The State of Florida appeals the trial court order that granted appellee’s motion to dismiss. We reverse.
Appellee was charged with possession of cocaine discovered after he was stopped for a traffic infraction. The officer who stopped appellee and subsequently arrested him for possession of cocaine is the state’s sole witness to connect appellee with possession of the cocaine.
The arresting officer’s name was furnished to appellee pursuant to discovery. On three separate occasions, appellee’s counsel attempted to depose the officer. The officer failed to appear on each occasion. Appellee moved to impose sanctions. At the hearing on the motion for sanctions, the officer appeared and offered various excuses for his previous failures to appear. The trial court found the officer’s explanations insufficient and excluded his testimony. When the state then announced that the officer was the sole witness to appel-lee’s alleged commission of the charged offense, the trial court granted appellee’s motion to dismiss. The sanctions imposed were too severe when other less severe sanctions were available and not utilized.
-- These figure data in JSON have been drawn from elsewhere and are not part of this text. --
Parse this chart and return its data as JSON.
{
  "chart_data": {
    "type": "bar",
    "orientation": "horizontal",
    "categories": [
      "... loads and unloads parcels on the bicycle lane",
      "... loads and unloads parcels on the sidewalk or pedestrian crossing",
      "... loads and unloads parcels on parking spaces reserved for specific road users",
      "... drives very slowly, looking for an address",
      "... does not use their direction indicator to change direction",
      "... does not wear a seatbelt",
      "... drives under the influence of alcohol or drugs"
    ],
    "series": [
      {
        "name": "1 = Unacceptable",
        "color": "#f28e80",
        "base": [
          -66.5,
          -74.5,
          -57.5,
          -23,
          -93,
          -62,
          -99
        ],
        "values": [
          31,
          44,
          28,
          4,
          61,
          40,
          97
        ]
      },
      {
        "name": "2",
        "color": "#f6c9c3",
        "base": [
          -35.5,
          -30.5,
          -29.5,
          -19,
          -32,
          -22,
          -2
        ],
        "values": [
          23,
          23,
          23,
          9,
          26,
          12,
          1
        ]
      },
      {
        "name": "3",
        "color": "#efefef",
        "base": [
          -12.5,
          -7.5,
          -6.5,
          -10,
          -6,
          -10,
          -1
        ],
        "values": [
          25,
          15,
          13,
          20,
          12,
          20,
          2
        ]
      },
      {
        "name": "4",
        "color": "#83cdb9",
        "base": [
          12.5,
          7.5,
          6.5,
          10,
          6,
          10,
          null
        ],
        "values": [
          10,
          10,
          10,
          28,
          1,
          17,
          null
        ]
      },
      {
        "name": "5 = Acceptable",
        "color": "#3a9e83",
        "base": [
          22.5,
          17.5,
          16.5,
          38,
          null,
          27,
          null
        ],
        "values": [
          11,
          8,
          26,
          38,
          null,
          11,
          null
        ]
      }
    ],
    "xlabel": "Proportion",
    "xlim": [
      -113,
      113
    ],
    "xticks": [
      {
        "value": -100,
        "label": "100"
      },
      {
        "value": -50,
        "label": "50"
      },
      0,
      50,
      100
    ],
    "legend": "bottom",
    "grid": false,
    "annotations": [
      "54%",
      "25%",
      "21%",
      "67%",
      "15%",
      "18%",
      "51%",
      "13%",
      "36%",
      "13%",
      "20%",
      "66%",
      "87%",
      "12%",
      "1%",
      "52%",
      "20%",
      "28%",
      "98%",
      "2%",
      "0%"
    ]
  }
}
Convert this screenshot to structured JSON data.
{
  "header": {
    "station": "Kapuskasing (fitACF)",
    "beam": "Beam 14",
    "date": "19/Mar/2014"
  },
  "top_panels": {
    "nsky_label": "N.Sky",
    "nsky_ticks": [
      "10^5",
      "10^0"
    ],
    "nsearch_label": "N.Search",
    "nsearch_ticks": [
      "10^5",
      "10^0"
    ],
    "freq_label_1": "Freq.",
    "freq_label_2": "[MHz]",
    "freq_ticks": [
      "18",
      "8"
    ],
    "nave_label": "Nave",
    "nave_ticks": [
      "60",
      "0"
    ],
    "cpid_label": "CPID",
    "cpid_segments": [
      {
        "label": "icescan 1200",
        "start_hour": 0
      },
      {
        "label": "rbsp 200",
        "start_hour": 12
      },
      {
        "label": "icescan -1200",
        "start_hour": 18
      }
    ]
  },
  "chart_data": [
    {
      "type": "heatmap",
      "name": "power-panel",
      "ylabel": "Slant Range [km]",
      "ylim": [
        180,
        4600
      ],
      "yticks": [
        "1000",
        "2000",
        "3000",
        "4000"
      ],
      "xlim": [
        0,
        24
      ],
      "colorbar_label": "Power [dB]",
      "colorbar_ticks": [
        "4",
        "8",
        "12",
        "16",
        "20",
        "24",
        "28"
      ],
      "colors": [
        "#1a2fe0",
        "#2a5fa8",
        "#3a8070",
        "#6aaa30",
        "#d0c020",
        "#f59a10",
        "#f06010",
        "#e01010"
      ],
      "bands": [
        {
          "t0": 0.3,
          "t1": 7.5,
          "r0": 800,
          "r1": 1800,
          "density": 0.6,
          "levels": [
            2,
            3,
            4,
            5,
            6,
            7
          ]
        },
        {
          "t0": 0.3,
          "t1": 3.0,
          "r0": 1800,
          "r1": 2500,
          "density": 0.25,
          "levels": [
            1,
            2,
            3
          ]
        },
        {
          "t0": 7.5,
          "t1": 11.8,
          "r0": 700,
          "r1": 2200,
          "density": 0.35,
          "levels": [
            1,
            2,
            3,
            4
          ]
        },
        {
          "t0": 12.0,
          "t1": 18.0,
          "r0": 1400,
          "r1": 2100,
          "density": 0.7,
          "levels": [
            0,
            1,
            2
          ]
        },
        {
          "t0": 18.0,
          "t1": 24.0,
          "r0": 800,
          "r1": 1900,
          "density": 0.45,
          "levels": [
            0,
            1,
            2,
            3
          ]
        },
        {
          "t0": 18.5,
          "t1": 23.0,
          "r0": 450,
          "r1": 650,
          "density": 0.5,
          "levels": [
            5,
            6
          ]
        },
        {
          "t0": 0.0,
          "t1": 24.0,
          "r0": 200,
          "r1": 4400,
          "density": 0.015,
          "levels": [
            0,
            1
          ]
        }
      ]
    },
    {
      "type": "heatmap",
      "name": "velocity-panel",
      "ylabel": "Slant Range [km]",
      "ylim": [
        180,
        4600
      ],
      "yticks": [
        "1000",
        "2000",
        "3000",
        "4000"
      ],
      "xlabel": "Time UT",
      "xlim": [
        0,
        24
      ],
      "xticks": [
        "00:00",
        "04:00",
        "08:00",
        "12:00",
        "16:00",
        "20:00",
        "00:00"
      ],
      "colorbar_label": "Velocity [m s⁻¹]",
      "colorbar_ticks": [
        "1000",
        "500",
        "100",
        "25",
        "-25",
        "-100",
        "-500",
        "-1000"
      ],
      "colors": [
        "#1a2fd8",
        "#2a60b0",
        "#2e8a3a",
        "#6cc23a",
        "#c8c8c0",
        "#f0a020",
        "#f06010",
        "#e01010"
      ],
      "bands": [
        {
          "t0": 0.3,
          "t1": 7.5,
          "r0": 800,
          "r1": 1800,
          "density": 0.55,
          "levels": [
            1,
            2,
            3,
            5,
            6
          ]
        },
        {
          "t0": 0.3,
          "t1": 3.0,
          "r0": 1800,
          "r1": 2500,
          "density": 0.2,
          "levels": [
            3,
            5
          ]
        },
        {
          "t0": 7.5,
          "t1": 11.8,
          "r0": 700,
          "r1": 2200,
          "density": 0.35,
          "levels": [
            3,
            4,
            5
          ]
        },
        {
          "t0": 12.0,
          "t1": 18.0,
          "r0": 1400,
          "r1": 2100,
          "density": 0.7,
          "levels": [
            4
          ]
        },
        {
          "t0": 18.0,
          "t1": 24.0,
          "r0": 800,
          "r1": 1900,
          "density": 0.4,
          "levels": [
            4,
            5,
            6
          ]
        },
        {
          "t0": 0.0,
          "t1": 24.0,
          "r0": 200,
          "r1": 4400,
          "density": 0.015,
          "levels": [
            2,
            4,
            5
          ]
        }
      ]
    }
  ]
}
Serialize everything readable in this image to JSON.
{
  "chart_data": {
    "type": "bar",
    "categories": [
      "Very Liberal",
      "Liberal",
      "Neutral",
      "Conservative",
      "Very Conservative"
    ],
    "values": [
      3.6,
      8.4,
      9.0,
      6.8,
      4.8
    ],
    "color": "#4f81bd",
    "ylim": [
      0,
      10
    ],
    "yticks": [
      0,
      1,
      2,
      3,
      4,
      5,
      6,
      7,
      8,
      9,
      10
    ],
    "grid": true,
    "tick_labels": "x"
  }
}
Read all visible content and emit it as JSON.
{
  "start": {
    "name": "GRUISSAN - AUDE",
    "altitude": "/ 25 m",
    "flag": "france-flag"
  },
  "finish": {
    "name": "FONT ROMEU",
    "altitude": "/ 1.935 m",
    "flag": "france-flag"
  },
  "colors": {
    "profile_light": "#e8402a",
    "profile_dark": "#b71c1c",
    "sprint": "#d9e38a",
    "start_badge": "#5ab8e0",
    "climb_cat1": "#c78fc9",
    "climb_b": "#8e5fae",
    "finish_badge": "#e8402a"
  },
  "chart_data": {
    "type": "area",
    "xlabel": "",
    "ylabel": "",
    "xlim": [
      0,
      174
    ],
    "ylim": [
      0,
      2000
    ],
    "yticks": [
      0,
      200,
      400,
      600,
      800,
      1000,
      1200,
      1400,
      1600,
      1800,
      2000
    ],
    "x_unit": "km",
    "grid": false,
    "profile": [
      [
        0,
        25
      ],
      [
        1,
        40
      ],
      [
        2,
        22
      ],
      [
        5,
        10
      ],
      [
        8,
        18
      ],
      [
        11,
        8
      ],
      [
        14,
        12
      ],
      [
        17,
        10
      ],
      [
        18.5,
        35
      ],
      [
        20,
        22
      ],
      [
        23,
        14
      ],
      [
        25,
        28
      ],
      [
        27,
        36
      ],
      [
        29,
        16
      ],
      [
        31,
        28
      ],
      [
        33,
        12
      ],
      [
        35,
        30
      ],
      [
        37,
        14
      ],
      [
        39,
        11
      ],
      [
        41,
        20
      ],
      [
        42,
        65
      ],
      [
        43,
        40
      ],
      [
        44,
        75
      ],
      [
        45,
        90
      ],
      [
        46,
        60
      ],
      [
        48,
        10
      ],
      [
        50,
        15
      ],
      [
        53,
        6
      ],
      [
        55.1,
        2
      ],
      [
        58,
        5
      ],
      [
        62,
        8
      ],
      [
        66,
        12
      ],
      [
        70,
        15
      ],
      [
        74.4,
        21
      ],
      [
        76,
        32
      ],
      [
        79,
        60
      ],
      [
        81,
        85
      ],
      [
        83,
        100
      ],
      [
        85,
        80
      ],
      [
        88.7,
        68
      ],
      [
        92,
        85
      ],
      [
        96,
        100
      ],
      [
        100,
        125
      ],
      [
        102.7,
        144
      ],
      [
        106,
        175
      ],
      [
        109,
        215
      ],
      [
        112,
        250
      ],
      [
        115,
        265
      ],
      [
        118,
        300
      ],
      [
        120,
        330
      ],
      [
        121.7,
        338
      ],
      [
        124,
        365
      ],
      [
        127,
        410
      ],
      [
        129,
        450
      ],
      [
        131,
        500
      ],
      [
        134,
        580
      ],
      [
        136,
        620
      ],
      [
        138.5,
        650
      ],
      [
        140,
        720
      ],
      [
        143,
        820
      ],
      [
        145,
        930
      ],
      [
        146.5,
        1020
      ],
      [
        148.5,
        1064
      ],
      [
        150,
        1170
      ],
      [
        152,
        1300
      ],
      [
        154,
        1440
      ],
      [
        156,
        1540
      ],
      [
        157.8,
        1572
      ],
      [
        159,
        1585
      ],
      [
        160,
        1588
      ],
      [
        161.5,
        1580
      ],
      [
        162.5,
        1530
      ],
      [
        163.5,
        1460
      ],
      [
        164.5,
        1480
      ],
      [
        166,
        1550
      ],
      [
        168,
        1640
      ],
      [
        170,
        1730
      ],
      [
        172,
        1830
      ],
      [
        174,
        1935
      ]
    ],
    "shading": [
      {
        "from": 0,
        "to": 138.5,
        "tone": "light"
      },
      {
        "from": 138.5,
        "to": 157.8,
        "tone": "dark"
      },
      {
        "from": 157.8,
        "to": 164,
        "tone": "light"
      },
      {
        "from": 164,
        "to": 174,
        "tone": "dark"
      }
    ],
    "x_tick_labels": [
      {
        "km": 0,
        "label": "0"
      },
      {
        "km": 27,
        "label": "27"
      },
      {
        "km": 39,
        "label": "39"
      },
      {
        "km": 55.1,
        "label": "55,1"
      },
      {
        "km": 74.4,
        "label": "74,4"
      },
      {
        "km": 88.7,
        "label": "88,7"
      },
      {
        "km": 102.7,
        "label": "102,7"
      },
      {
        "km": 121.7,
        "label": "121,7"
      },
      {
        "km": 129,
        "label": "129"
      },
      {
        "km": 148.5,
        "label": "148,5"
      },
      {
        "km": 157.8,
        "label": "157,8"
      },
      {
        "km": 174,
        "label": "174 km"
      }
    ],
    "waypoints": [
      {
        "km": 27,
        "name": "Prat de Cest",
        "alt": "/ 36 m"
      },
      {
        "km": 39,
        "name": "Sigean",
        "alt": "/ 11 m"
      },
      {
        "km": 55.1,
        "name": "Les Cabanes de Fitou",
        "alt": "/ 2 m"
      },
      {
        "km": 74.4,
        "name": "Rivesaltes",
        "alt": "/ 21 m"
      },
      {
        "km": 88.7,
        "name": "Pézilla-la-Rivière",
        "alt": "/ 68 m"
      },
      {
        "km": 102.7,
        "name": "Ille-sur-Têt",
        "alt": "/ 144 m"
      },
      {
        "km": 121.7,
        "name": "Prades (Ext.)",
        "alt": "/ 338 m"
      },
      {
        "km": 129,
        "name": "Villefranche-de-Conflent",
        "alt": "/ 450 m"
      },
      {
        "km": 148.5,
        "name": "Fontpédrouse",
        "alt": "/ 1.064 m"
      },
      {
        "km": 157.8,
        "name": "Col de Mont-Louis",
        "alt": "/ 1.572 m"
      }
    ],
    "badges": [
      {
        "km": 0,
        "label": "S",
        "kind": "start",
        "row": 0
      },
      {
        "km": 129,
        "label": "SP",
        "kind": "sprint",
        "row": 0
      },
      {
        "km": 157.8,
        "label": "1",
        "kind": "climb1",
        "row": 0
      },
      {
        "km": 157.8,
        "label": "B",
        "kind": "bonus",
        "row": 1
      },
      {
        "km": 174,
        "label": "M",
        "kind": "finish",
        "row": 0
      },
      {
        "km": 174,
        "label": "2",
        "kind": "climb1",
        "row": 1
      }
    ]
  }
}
*1304There is no allegation or evidence of any kind that the state was in any way responsible for the officer’s failure to appear. Thus, this was not a discovery violation for which sanctions should be imposed against the state as a party pursuant to Florida Rule of Criminal Procedure 3.220(j)(l). The trial court did not attempt to use the sanction of contempt that is provided for use against a recalcitrant witness in Florida Rule of Criminal Procedure 3.220(d).
We therefore reverse both the order of dismissal and the order excluding the arresting officer’s testimony absent a showing that the less severe sanctions available would not have been successful in procuring the officer’s deposition and moving the case to an expeditious conclusion.
CAMPBELL, C.J., and FRANK and PARKER, JJ., concur.